Zhang, Z.; Ma, B.; Li, B.; Li, Z.; Gao, M.; Zhao, H.; Peng, R.; Hu, J.; Wang, Y.; You, W.; Gui, X.; Wang, R.; Hu, X.; Chen, B.; Zhang, Y.; Hao, Y.; Zhou, D.; Yang, Y.; Deng, M.; Miao, L.

mRNA-based in vivo CAR T cell engineering offers advantages over ex vivo therapies, including streamlined manufacturing and transient expression. However, current delivery requires antibody-modified vehicles with manufacturing challenges. In this study, inspired by cardiolipin, we identified a cardiolipin-like di-phosphoramide lipid that improved T cell transfection without targeting ligands, both in vivo and in vitro.

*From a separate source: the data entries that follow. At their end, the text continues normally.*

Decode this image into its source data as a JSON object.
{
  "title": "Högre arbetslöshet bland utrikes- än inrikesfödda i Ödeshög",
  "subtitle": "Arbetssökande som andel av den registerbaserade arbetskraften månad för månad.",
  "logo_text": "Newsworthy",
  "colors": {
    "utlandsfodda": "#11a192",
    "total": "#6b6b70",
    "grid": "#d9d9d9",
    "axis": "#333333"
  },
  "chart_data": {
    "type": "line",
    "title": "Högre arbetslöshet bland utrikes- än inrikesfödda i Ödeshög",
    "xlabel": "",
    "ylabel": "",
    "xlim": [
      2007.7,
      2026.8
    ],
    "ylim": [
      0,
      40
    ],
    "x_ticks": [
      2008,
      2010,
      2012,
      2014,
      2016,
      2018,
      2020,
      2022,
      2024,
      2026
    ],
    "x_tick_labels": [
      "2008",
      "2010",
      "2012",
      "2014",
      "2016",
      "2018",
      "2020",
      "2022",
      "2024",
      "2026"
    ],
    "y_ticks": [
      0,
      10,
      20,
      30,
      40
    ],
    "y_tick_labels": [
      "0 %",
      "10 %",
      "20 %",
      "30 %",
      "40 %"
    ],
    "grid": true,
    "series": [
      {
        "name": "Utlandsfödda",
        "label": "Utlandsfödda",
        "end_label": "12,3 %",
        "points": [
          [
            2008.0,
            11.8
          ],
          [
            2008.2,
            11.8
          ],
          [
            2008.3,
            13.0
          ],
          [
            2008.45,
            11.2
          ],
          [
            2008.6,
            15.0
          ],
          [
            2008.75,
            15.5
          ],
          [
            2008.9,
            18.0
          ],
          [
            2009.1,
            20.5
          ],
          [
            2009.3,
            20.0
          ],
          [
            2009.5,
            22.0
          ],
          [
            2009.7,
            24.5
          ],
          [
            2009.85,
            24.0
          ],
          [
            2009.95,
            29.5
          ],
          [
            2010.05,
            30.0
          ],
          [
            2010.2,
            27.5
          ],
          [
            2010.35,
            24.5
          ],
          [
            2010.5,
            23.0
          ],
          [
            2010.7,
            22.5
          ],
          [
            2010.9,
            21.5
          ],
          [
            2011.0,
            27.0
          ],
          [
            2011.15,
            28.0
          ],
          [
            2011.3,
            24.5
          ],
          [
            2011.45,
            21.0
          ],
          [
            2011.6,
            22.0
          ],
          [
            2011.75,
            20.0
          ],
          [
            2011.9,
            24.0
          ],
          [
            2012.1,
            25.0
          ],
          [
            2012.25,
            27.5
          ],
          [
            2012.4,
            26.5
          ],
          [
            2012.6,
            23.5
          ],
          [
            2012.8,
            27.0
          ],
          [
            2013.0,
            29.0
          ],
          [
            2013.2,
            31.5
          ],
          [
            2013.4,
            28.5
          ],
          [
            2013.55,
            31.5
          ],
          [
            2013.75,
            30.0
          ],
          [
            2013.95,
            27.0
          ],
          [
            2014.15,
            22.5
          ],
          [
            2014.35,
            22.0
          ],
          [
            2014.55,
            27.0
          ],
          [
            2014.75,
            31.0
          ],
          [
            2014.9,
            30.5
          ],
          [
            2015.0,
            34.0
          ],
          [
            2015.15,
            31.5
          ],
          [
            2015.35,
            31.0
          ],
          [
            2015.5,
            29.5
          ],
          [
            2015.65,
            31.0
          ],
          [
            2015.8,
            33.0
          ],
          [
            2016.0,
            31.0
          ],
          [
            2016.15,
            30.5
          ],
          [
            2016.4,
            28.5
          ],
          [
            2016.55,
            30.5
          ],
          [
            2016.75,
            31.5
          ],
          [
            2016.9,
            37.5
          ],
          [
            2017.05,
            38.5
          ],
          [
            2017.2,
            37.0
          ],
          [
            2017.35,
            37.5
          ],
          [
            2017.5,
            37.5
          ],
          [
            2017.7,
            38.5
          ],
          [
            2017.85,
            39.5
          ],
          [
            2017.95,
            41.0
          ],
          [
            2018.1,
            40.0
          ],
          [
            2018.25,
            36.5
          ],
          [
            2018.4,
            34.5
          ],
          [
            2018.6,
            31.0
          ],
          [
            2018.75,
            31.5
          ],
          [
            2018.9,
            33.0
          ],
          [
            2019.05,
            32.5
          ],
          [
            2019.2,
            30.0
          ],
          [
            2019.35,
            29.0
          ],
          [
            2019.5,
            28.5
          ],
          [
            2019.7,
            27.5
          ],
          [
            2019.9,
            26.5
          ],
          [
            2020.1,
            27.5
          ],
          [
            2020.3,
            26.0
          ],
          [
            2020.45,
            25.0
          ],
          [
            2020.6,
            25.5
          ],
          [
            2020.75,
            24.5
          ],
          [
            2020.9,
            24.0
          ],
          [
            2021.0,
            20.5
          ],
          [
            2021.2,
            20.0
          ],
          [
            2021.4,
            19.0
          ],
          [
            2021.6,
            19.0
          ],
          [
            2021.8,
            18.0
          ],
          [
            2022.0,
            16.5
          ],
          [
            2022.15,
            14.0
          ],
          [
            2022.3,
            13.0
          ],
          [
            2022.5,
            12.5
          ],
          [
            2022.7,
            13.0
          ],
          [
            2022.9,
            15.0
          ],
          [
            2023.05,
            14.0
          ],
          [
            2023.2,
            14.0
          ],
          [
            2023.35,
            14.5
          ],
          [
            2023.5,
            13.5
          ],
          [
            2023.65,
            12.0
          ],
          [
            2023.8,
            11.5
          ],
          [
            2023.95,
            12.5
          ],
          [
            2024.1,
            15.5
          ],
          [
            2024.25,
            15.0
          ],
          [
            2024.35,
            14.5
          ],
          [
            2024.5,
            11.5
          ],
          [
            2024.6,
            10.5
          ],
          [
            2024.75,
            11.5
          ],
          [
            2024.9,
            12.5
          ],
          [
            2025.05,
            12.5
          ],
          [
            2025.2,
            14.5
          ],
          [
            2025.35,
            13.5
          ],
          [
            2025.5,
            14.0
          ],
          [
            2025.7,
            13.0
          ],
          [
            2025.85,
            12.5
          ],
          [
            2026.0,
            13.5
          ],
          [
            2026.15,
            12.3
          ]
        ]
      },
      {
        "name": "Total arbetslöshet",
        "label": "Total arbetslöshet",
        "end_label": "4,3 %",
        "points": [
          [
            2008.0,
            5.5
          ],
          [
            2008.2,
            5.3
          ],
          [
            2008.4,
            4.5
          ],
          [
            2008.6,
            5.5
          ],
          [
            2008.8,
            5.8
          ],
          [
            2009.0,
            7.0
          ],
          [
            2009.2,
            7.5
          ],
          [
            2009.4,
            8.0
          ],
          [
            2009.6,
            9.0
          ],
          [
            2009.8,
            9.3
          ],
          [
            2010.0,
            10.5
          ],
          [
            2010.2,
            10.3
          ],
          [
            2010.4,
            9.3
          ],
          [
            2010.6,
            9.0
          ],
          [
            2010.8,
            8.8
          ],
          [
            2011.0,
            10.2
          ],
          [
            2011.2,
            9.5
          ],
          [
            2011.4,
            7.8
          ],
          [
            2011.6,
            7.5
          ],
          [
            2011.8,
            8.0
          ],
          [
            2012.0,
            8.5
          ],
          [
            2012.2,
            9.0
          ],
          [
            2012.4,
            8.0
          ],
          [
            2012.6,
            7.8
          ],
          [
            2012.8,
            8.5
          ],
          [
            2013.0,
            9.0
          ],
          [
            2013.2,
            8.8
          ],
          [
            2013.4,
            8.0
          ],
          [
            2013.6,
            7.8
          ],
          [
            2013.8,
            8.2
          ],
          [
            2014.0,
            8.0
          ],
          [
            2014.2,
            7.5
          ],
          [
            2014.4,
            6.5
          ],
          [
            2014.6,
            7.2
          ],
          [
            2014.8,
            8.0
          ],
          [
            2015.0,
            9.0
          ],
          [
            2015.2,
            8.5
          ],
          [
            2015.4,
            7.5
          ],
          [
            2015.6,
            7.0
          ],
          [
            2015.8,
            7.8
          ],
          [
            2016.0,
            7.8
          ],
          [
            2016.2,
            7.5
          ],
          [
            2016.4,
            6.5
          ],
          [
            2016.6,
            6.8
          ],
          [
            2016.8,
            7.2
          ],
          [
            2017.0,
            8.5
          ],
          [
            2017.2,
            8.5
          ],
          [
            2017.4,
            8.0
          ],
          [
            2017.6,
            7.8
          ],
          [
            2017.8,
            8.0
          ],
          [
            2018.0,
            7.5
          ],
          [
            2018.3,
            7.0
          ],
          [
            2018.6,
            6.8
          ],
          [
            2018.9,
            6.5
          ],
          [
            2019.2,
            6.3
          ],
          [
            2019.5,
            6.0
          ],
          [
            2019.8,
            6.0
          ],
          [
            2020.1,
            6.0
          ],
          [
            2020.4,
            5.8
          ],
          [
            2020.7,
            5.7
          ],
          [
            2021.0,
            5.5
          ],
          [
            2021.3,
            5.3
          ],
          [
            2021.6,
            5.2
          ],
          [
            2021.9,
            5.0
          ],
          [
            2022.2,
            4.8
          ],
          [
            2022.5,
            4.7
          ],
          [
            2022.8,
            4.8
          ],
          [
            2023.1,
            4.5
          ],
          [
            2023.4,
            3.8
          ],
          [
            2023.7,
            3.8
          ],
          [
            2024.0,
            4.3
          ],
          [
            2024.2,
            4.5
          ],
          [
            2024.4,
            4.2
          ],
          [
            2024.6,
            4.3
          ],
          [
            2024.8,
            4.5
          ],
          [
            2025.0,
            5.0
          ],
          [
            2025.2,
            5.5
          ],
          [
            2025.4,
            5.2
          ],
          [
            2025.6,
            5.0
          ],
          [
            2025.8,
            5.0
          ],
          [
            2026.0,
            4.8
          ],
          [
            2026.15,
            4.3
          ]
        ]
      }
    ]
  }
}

The T cell-favored tropism is likely due to the lipid\'s packing, shape, and rigidity. Encapsulating circular RNA further prolonged mRNA expression in the spleen and T cells. Using PL40 lipid nanoparticles, we delivered mRNA encoding a CAR targeting the senolytic and inflammatory antigen urokinase-type plasminogen activator receptor (uPAR), alleviating uPAR-related liver fibrosis and rheumatoid arthritis (RA). Single cell sequencing in humans confirmed uPAR\'s relevance to senescence and inflammation in RA. To further enhance clinical translation, we screened and humanized scFvs against uPAR, establishing PL40 mRNA encoding a circular human uPAR CAR, with potential for treating aging-inflamed disorders.